Les politiques ont peur de la jeunesse
Bien que les politiques survalorisent la jeunesse, outil de communication imparable, ils la craignent tout autant. Profitant d’une période de la vie qui permet une grande disponibilité pour une quelconque rébellion ou manifestation, la jeunesse est imprévisible. Comme le remarque Anne Muxel, Mai 1968 fut une mobilisation imprévue et subite, dans une France que beaucoup croyaient paisible. Pour preuve de cette peur des classes dirigeantes vis-à-vis de la jeunesse, elles la soupçonnent constamment « de ne jamais être ce qu’elle devrait être », assure-t-elle :
« Quand ils ne se mobilisent pas, les jeunes sont accusés d’être apathiques et individualistes. Quand ils manifestent, on les soupçonne d’être manipulés par les syndicats ou les partis politiques. »
C’est ainsi que les étudiants, appelés à manifester hier, notamment par l’Unef, sont vus par certains comme manipulés par les frondeurs du Parti socialiste. Pourtant, pour le philosophe et sociologue Michel Vakaloulis, loin d’être manipulés par une partie de la gauche, les jeunes n’arrivent pas à se définir dans le traditionnel clivage droite/gauche.
Une jeunesse capable de fédérer la société
En plus d’être un véritable enjeu symbolique pour le pouvoir, une mobilisation de la jeunesse peut entraîner avec elle les autres pans de la société, soutient Anne Muxel :
« La plupart des grands mouvements de ces dernières années ont commencé dans les universités, puis ont petit à petit fédéré une mobilisation sociale. Les parents et grands-parents partagent souvent le même sentiment de précarisation de leurs enfants et petits-enfants. »
Michel Vakaloulis estime d’ailleurs que le mouvement des Indignés, conduit par une « Jeunesse sans futur » (« Juventud sin futuro »), « a bouleversé l’équilibre des forces politiques, avec l’apparition de Podemos, troisième force politique de l’Espagne ».

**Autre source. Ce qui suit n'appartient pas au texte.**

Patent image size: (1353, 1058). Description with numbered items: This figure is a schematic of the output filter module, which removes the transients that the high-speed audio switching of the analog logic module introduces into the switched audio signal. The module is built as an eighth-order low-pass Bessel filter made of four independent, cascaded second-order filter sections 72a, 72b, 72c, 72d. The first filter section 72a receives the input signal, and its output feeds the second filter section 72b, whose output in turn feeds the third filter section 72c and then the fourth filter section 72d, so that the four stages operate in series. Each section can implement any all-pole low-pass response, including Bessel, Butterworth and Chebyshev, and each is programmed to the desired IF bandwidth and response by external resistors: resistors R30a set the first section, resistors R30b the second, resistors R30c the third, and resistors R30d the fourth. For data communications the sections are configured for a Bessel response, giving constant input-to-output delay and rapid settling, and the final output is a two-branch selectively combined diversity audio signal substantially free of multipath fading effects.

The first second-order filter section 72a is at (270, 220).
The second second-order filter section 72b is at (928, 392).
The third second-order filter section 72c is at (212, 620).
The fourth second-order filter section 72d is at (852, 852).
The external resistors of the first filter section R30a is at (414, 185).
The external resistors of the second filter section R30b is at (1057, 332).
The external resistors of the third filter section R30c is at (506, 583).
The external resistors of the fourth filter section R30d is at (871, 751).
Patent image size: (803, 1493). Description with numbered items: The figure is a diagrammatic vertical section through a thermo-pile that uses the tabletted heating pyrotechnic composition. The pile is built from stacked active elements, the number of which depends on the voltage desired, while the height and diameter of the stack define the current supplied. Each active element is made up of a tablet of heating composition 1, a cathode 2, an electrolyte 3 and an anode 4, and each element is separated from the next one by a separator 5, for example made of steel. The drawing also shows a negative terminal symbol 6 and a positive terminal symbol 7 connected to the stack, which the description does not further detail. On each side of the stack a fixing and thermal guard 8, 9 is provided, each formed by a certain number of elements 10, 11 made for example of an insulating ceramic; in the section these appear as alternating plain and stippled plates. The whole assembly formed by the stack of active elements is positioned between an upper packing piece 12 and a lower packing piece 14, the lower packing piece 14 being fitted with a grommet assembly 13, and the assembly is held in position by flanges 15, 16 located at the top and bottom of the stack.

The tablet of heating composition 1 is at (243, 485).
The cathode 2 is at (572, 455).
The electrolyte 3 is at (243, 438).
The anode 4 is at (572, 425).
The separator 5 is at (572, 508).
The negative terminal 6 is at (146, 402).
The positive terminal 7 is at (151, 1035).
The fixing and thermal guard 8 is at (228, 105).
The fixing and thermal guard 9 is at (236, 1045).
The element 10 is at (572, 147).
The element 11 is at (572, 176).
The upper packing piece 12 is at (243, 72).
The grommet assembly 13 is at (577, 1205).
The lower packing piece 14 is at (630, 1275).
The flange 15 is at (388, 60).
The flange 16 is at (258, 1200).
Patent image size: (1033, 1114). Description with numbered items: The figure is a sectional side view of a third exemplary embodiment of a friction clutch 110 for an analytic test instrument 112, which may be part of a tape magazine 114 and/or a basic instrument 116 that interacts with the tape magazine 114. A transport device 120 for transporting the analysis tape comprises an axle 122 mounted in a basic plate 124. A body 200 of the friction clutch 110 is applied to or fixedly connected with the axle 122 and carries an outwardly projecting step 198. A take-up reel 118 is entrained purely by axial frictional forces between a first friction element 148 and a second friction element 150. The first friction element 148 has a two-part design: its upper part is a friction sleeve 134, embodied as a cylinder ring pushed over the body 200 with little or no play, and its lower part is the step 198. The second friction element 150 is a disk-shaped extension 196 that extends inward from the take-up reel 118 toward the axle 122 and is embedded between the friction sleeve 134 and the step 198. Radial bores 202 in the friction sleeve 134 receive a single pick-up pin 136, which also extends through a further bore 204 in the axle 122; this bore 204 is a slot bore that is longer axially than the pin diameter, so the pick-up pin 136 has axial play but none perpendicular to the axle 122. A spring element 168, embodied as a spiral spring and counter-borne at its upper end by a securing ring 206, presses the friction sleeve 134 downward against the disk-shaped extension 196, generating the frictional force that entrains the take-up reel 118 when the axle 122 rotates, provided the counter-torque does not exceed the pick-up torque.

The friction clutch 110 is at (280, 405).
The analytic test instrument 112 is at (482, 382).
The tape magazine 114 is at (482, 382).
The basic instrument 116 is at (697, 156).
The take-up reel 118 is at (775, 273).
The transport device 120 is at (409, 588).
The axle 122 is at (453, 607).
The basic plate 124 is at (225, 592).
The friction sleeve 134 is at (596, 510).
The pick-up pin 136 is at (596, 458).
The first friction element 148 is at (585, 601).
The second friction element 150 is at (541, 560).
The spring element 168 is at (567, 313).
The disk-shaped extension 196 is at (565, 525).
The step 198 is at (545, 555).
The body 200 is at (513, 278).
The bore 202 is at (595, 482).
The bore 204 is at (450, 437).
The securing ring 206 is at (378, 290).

Des mouvements de jeunes très populaires dans les sondages
François Mitterrand lâchait en 1968 : « si la jeunesse n’a pas toujours raison, la société qui la méconnaît et qui la frappe a toujours tort. » La jeunesse a l’atout de la popularité, et sa communication parle au plus grand nombre, contrairement à celle des gouvernants, souvent illisible. Alors qu’ils dénonçaient hier une fracture générationnelle entre jeunes et classes dirigeantes, les jeunes de France pourraient ainsi inciter une partie du peuple à dénoncer une société que beaucoup jugent bloquée.